Otak kiri memiliki spesialisasi dalam menghadapi masalah sekuensial, analitikal, bahasa lisan, operasi aritmatika, penalaran dan operasi rutin, (Sousa, 2003). Kemampuan-kemampuan di bidang tersebut sangat ditekankan di sekolah. Individu yang bergerak di bidang sains dianggap memiliki kekuatan pada belahan di otak kirinya. Mereka cenderung berpikir secara sistematis dan taat pada aturan, namun kadang terlalu kaku.


Belahan Otak Kanan
Belahan otak kanan sering dikaitkan dengan kreativitas karena sifatnya yang bebas dan terlepas dari berbagai aturan serta kebiasaan sehingga sering menemukan terobosan baru. Berbeda dengan otak kiri yang sistematis, otak kanan bersifat heuristic. Sangat bebas dan ‘melompat-lompat’, dan sangat berperan dalam menemukan ‘jalan’ baru sehingga mampu membuat terobosan-terobosan baru. Otak kanan terutama berperan dalam menghadapi masalah holistik, abstrak, bahasa tubuh, pencerahan, dan operasi baru (Sousa, 2003). Seniman-seniman seringkali memiliki otak kanan yang sangat kuat.

Kreativitas
Otak kanan sering dianggap berperan pada terciptanya produk kreatif, karena otak kanan memang penuh dengan gagasan baru. Namun karena sifatnya yang bebas dan kurang taat pada aturan, seringkali gagasan hebatnya tidak sampai menghasilkan terciptanya produk kreatif. Dibutuhkan otak kiri yang lebih teratur untuk mewujudkannya. Oleh karena itu, kreativitas dapat dikatakan merupakan hasil kerjasama kedua belahan otak.

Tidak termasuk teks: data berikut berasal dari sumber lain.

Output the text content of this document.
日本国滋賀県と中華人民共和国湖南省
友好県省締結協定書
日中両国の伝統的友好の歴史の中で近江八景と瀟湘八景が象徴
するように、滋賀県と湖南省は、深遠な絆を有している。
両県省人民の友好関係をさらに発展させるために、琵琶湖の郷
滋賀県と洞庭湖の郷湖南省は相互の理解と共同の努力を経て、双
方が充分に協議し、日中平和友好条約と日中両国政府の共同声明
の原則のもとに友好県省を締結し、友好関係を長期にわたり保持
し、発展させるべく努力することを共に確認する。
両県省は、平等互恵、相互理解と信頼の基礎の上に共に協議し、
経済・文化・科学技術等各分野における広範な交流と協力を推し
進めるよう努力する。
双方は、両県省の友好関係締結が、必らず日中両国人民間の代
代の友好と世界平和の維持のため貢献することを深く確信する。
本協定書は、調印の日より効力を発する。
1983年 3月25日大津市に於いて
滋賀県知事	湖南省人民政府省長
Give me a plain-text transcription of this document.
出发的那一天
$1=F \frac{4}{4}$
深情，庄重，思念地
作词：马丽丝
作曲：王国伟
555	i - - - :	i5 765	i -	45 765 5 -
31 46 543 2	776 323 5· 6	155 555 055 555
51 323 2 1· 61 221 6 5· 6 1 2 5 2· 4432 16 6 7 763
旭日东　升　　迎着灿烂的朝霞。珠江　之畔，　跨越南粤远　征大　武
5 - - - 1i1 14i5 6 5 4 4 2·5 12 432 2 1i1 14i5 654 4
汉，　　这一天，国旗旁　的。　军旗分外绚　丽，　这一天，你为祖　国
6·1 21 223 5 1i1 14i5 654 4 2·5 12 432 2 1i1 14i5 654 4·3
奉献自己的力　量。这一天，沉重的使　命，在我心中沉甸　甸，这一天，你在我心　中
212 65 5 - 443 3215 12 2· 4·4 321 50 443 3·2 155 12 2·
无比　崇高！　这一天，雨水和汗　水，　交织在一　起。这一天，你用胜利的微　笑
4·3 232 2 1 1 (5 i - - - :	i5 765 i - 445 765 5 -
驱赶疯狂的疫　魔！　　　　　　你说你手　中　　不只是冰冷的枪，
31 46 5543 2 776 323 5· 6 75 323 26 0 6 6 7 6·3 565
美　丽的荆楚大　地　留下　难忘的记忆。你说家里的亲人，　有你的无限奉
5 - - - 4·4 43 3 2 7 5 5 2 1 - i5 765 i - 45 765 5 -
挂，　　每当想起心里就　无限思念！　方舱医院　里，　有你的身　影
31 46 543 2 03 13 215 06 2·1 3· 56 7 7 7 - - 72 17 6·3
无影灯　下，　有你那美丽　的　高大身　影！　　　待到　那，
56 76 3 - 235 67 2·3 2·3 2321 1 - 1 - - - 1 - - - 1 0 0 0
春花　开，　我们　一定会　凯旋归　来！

Biasanya orang memiliki salah satu otak yang dominan, namun ada pula yang memiliki ke dua belahan yang sama kuatnya. Bila seorang unggul memiliki kekuatan seimbang pada kedua belahan otaknya, maka mereka akan sampai pada penemuan-penemuan besar. Contohnya, Leonardo da Vinci sang pelukis. Sebagai seorang seniman tentu saja otak kanannya sangat kuat. Namun sebagai genius serba bisa, Leonardo juga merupakan seorang ahli fisika, anatomi dan lain – lain. Tidak heran bila beliau merupakan seorang yang sangat unggul (eminent). Sebaliknya Einstein yang ilmuan, tentunya memiliki otak kiri yang unggul. Namun kita tahu bahwa beliau adalah seorang pemain biola yang handal. Kerjasama kedua belahan otaknya membawanya pada teori Relativitas yang mengagumkan.
Dengan demikian penting sekali usaha untuk mengaktifkan kedua belahan otak tersebut. Secara umum pendidikan lebih mengutamakan otak kiri, namun akhir-akhir ini bersamaan dengan makin majunya pengetahuan tentang otak, otak kanan mulai mendapatkan perhatian. Bagi Anda dengan kecenderungan otak kiri yang aktif, upayakanlah untuk mengaktifkan pula otak kanan Anda, musik, seni dan olah raga adah cara-cara yang asyik untuk mengembangkannya. Sebaliknya Anda dengan kecenderungan otak kanan yang aktif, berusahalah untuk meningkatkan sistematika berpikir, berbagai latihan seperti yang biasa dilakukan dalam belajar di sekolah dapat membantu Anda untuk berpikir lebih sistematik.